FFR is a simplified pressure-based surrogate for coronary physiology. However myocardium thrives on CBF, not on perfusion pressure21,28. Although FFR is the acronym of “fractional flow reserve” and represents a deficit in the maximal flow, FFR is limited as a key physiology surrogate in diffuse atherosclerosis, acute coronary syndrome, diabetes, chronic kidney disease, or microvascular angina, all of which show increased basal CBF or marked variation in arterial luminal size19,29,30,31,32,33. In such cases, coronary flow reserve (CFR) and index of microvascular resistance (IMR) have additive or complementary role for prognostic implication17,34,35,36. However, performing comprehensive invasive physiology study that includes the measurements of FFR, CFR, and IMR for all patients is not practical in clinical medicine considering that only a fraction of patients with coronary artery disease receives clinical benefit from catheterization and revascularization37,38.

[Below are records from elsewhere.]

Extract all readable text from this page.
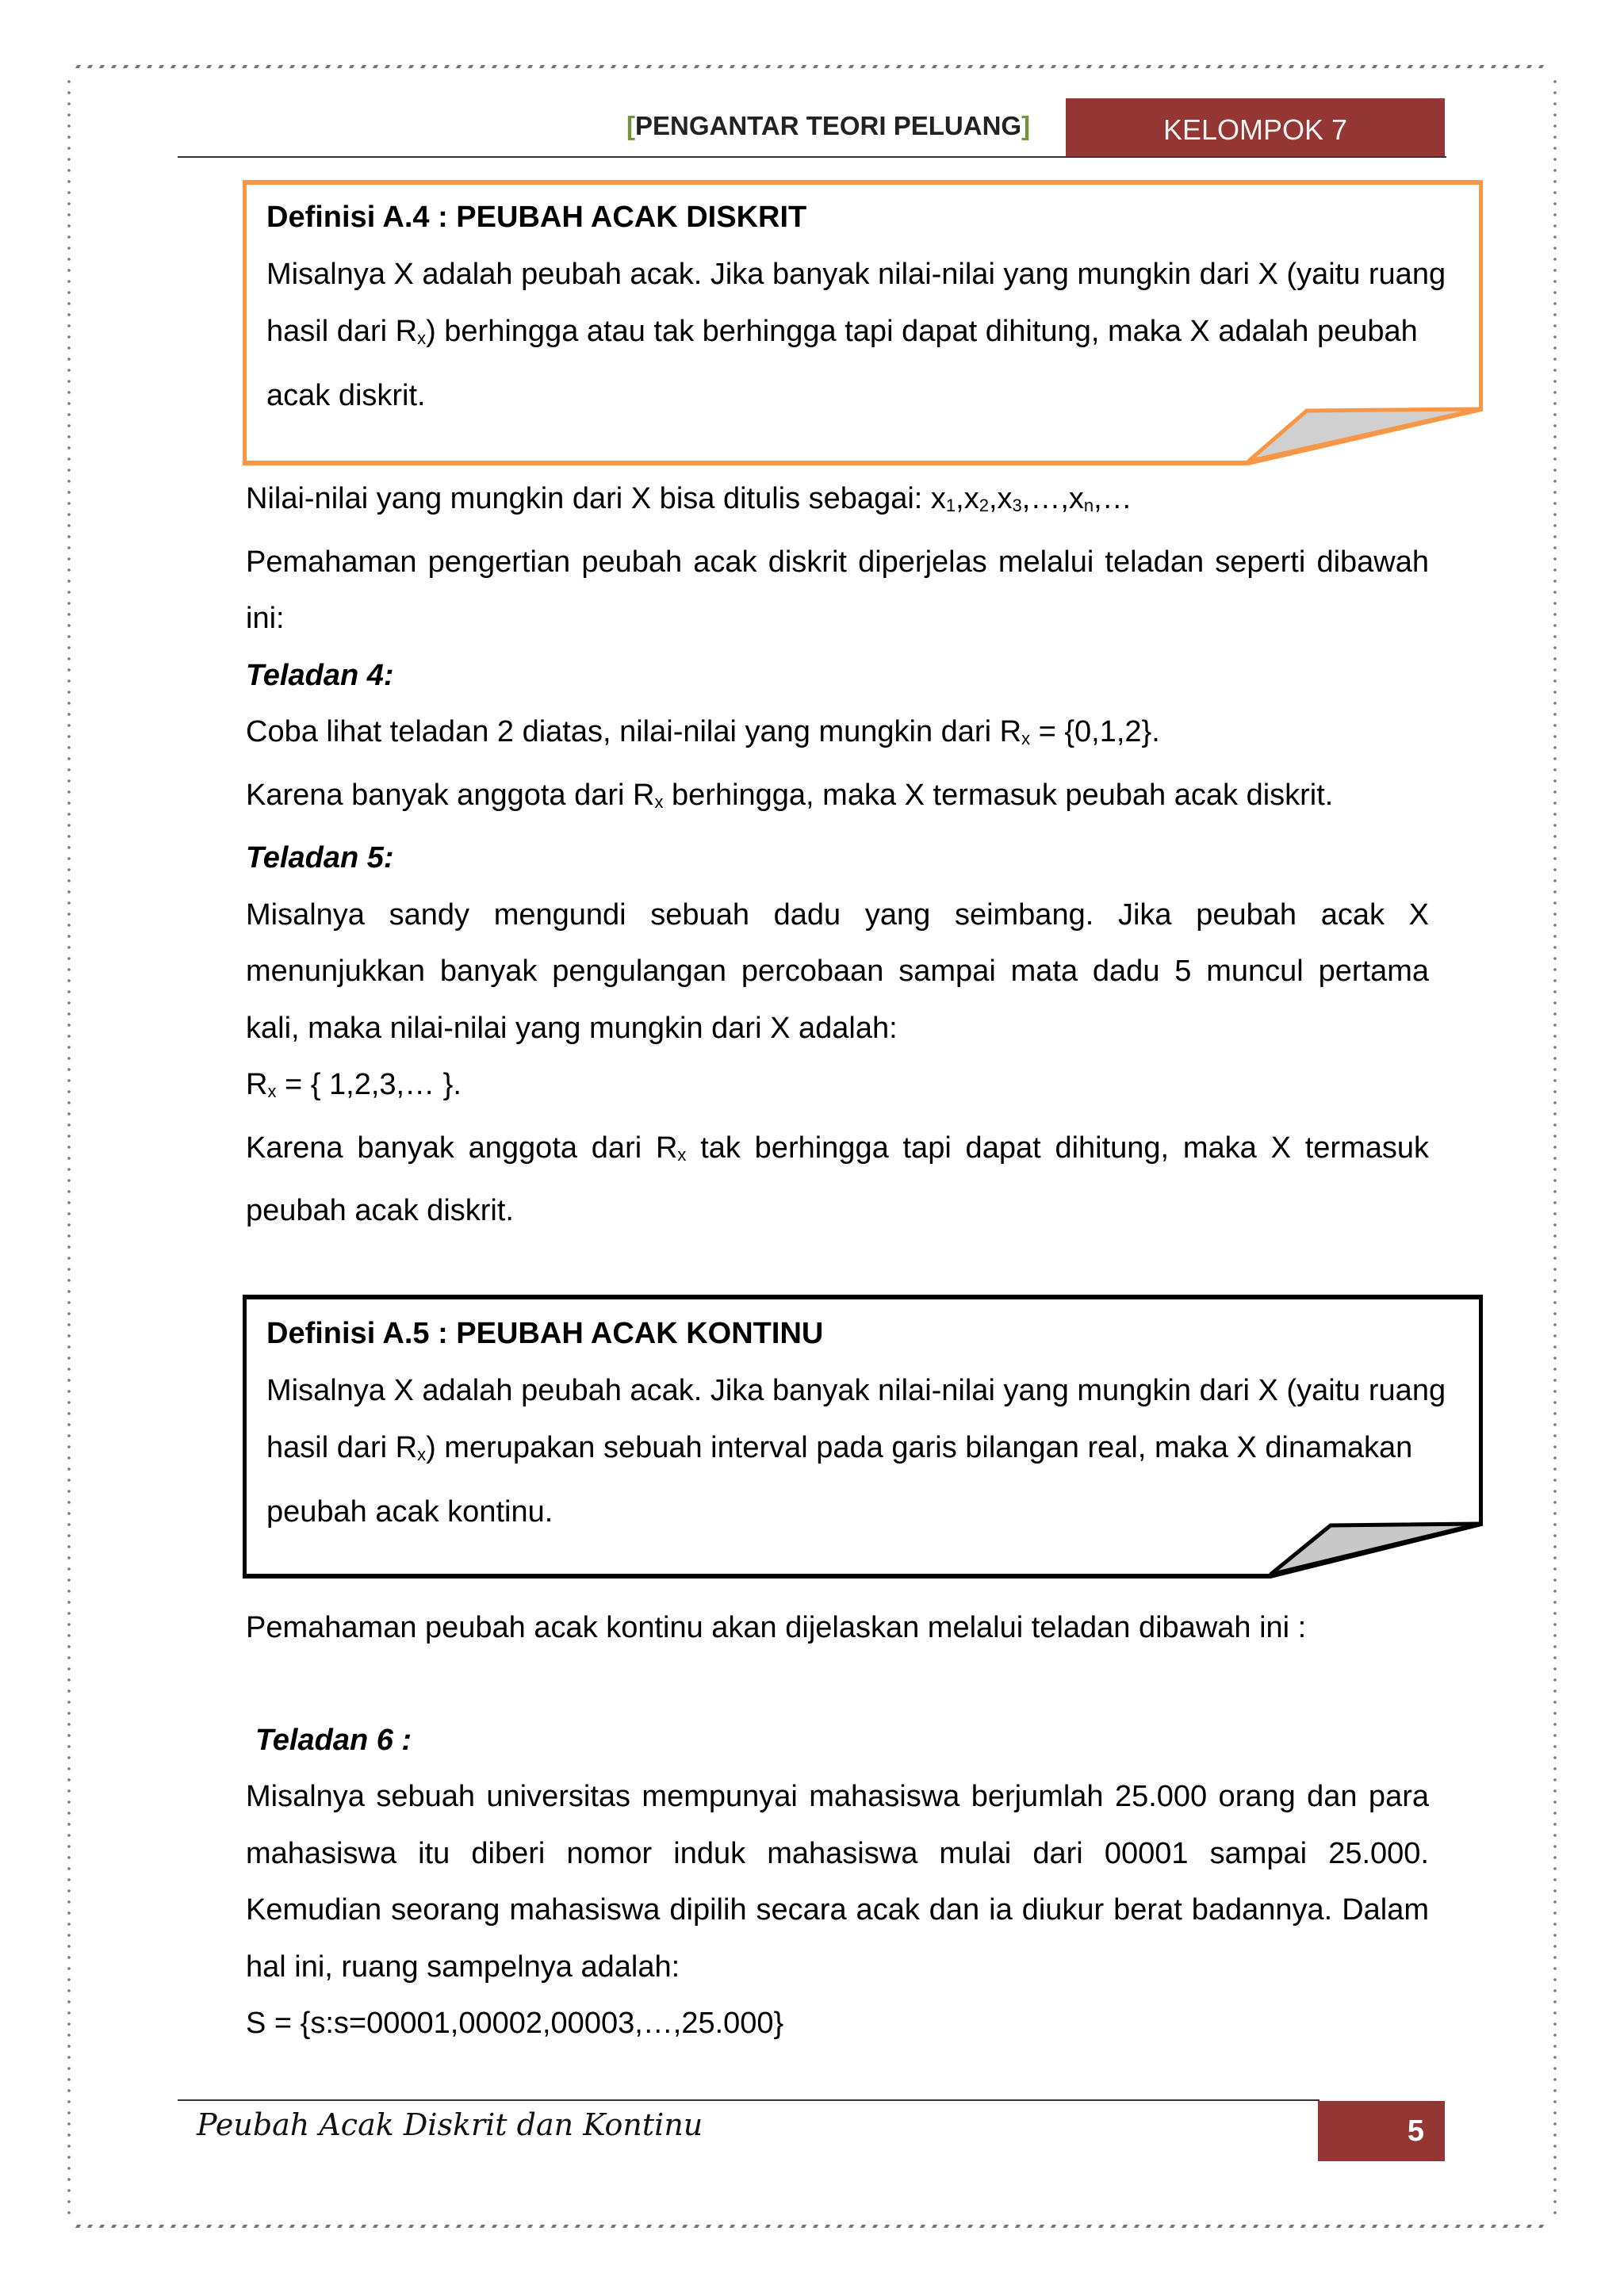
[PENGANTAR TEORI PELUANG]	KELOMPOK 7
Definisi A.4 : PEUBAH ACAK DISKRIT
Misalnya X adalah peubah acak. Jika banyak nilai-nilai yang mungkin dari X (yaitu ruang hasil dari $R_x$) berhingga atau tak berhingga tapi dapat dihitung, maka X adalah peubah acak diskrit.

Nilai-nilai yang mungkin dari X bisa ditulis sebagai: $x_1,x_2,x_3,\dots,x_n,\dots$

Pemahaman pengertian peubah acak diskrit diperjelas melalui teladan seperti dibawah ini:

Teladan 4:

Coba lihat teladan 2 diatas, nilai-nilai yang mungkin dari $R_x = \{0,1,2\}$.

Karena banyak anggota dari $R_x$ berhingga, maka X termasuk peubah acak diskrit.

Teladan 5:

Misalnya sandy mengundi sebuah dadu yang seimbang. Jika peubah acak X menunjukkan banyak pengulangan percobaan sampai mata dadu 5 muncul pertama kali, maka nilai-nilai yang mungkin dari X adalah:

$R_x$ = { 1,2,3,… }.

Karena banyak anggota dari $R_x$ tak berhingga tapi dapat dihitung, maka X termasuk peubah acak diskrit.

Definisi A.5 : PEUBAH ACAK KONTINU
Misalnya X adalah peubah acak. Jika banyak nilai-nilai yang mungkin dari X (yaitu ruang hasil dari $R_x$) merupakan sebuah interval pada garis bilangan real, maka X dinamakan peubah acak kontinu.

Pemahaman peubah acak kontinu akan dijelaskan melalui teladan dibawah ini :

Teladan 6 :

Misalnya sebuah universitas mempunyai mahasiswa berjumlah 25.000 orang dan para mahasiswa itu diberi nomor induk mahasiswa mulai dari 00001 sampai 25.000. Kemudian seorang mahasiswa dipilih secara acak dan ia diukur berat badannya. Dalam hal ini, ruang sampelnya adalah:

S = {s:s=00001,00002,00003,…,25.000}

Peubah Acak Diskrit dan Kontinu	5
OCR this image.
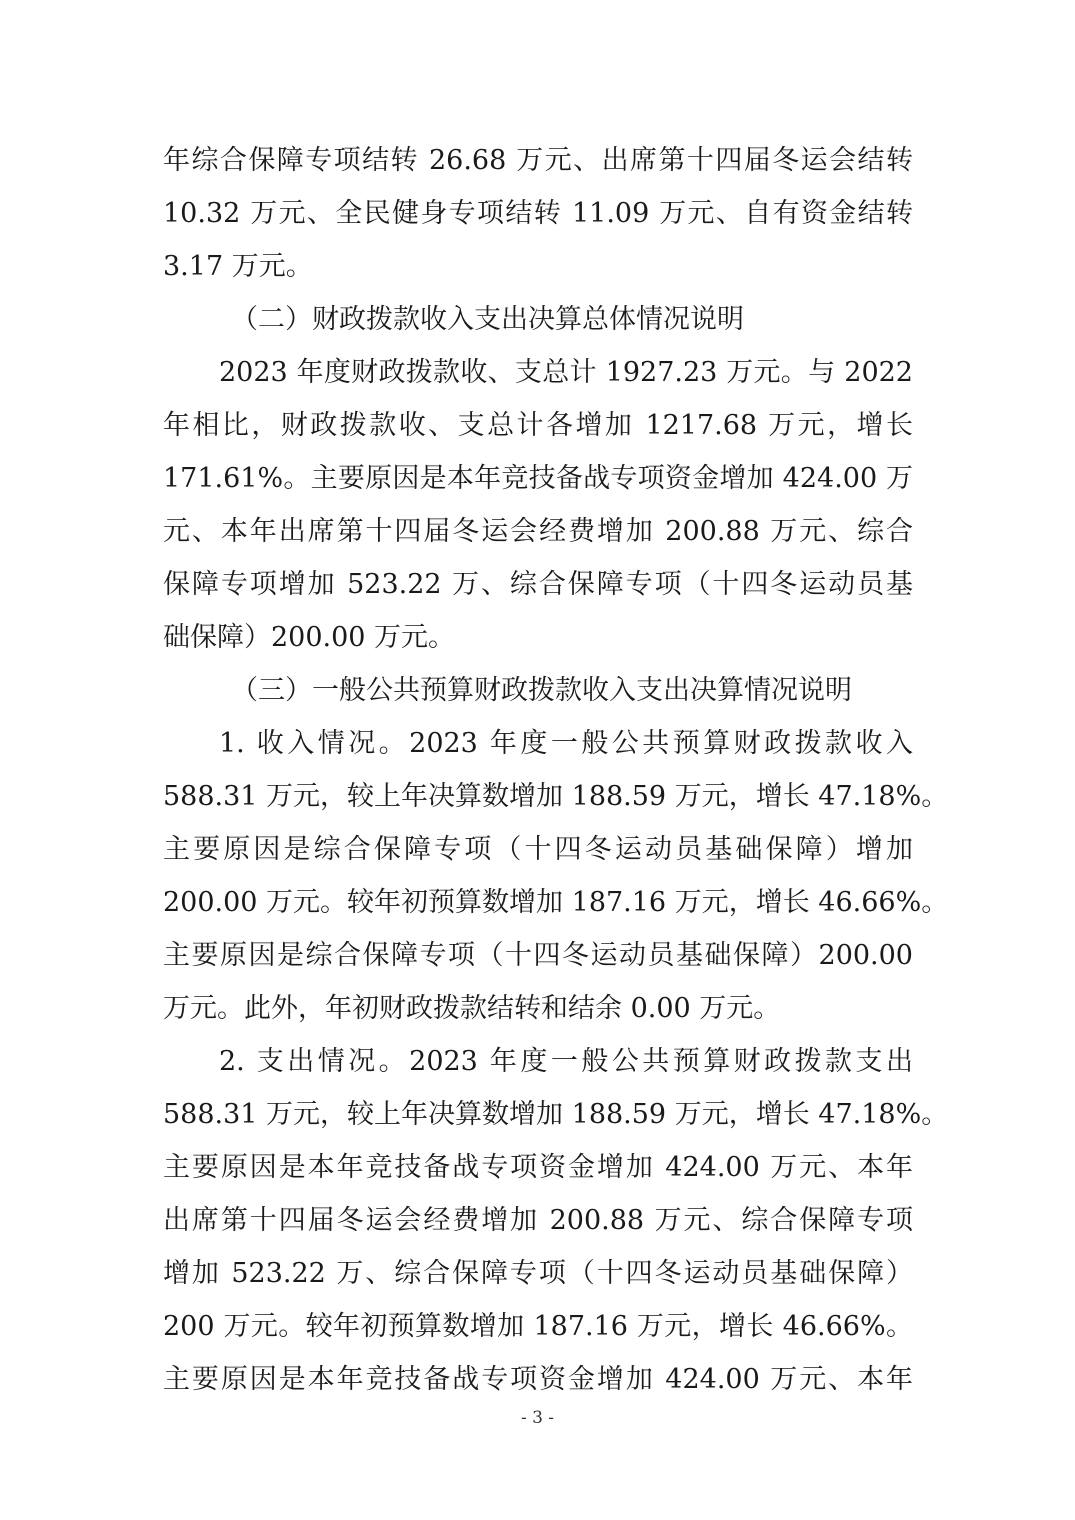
年综合保障专项结转 26.68 万元、出席第十四届冬运会结转
10.32 万元、全民健身专项结转 11.09 万元、自有资金结转
3.17 万元。
（二）财政拨款收入支出决算总体情况说明
2023 年度财政拨款收、支总计 1927.23 万元。与 2022
年相比，财政拨款收、支总计各增加 1217.68 万元，增长
171.61%。主要原因是本年竞技备战专项资金增加 424.00 万
元、本年出席第十四届冬运会经费增加 200.88 万元、综合
保障专项增加 523.22 万、综合保障专项（十四冬运动员基
础保障）200.00 万元。
（三）一般公共预算财政拨款收入支出决算情况说明
1. 收入情况。2023 年度一般公共预算财政拨款收入
588.31 万元，较上年决算数增加 188.59 万元，增长 47.18%。
主要原因是综合保障专项（十四冬运动员基础保障）增加
200.00 万元。较年初预算数增加 187.16 万元，增长 46.66%。
主要原因是综合保障专项（十四冬运动员基础保障）200.00
万元。此外，年初财政拨款结转和结余 0.00 万元。
2. 支出情况。2023 年度一般公共预算财政拨款支出
588.31 万元，较上年决算数增加 188.59 万元，增长 47.18%。
主要原因是本年竞技备战专项资金增加 424.00 万元、本年
出席第十四届冬运会经费增加 200.88 万元、综合保障专项
增加 523.22 万、综合保障专项（十四冬运动员基础保障）
200 万元。较年初预算数增加 187.16 万元，增长 46.66%。
主要原因是本年竞技备战专项资金增加 424.00 万元、本年
- 3 -
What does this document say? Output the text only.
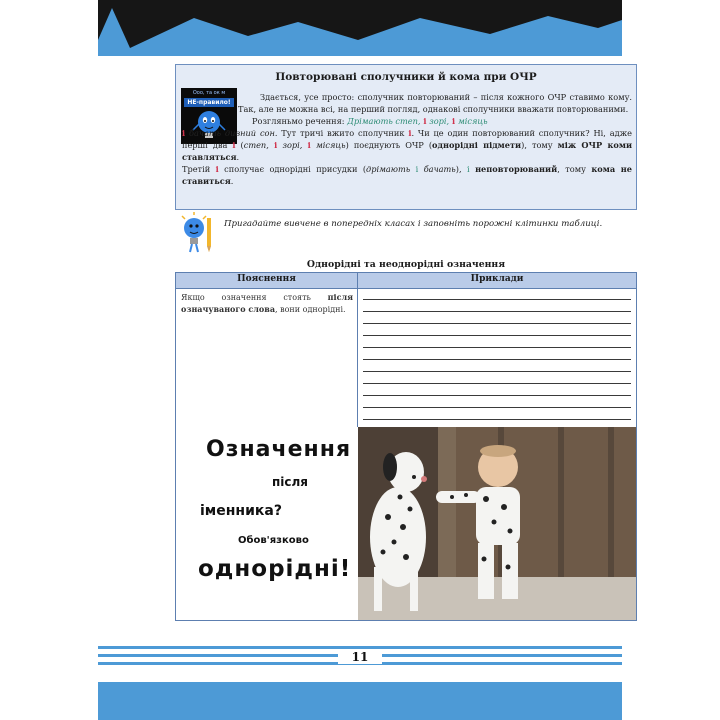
Повторювані сполучники й кома при ОЧР
Ооо, та ок м
НЕ-правило!
Здається, усе просто: сполучник повторюваний – після кожного ОЧР ставимо кому. Так, але не можна всі, на перший погляд, однакові сполучники вважати повторюваними.
Розгляньмо речення: Дрімають степ, і зорі, і місяць
і бачать дивний сон. Тут тричі вжито сполучник і. Чи це один повторюваний сполучник? Ні, адже перші два і (степ, і зорі, і місяць) поєднують ОЧР (однорідні підмети), тому між ОЧР коми ставляться.
Третій і сполучає однорідні присудки (дрімають і бачать), і неповторюваний, тому кома не ставиться.
Пригадайте вивчене в попередніх класах і заповніть порожні клітинки таблиці.
Однорідні та неоднорідні означення
Пояснення	Приклади
Якщо означення стоять після означуваного слова, вони однорідні.
Означення
після
іменника?
Обов'язково
однорідні!
11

Our methodology enables providing comprehensive physiological data of coronary artery disease, which would expand the utilization and lower the threshold of physiology study and is paramount to good clinical decision-making and improving patient outcome. As additional usage of CCTA-based FFR in clinical practice resulted in less use of invasive procedure and lower healthcare cost compared with conventional practice38, CCTA-based comprehensive physiology study may improve the risk stratification of patients, particularly those with diabetes, chronic kidney disease, or diffuse atherosclerosis in which FFR alone may be insufficient for prognostic implication. In addition, non-invasive nature of this methodology enables extraction of physiologic data from preceding CCTA data and large-scaled population-level physiology studies.

Limitations

Only a single type of CT scanner and a single analyzing workstation was used. As the technical methods and analytical models affect the assessment of positron emission tomography, TAFE coefficient k may be affected by CT scanners and need calibration for each hardware. TAFE may depend on temporal homogeneity, although comparable intracoronary luminal attenuation results between single-beat and multi-beat scans have been recently demonstrated39. The spatial and temporal resolution of CCTA causes partial volume effect and limits the accuracy of TAFE in small vessels, which may be overcome by mathematical correction18,20,40. Exclusive assumption of laminar flow may cause overestimation of flow velocity or underestimation of microvascular resistance15. Invasive physiology study retrieves pressure and flow data from a single distal point, whereas the region of interest in TAFE is not localized to one point. Finally, non-invasive physiology parameters were not directly compared with invasive measurements.

Conclusion

TAFE enabled non-invasive quantitative CBF measurement and comprehensive coronary physiology assessment using standard CCTA without any pre-specified condition or complex computational process. TAFE derived CBF was better than TAG for identification of coronary artery with DS ≥ 50%.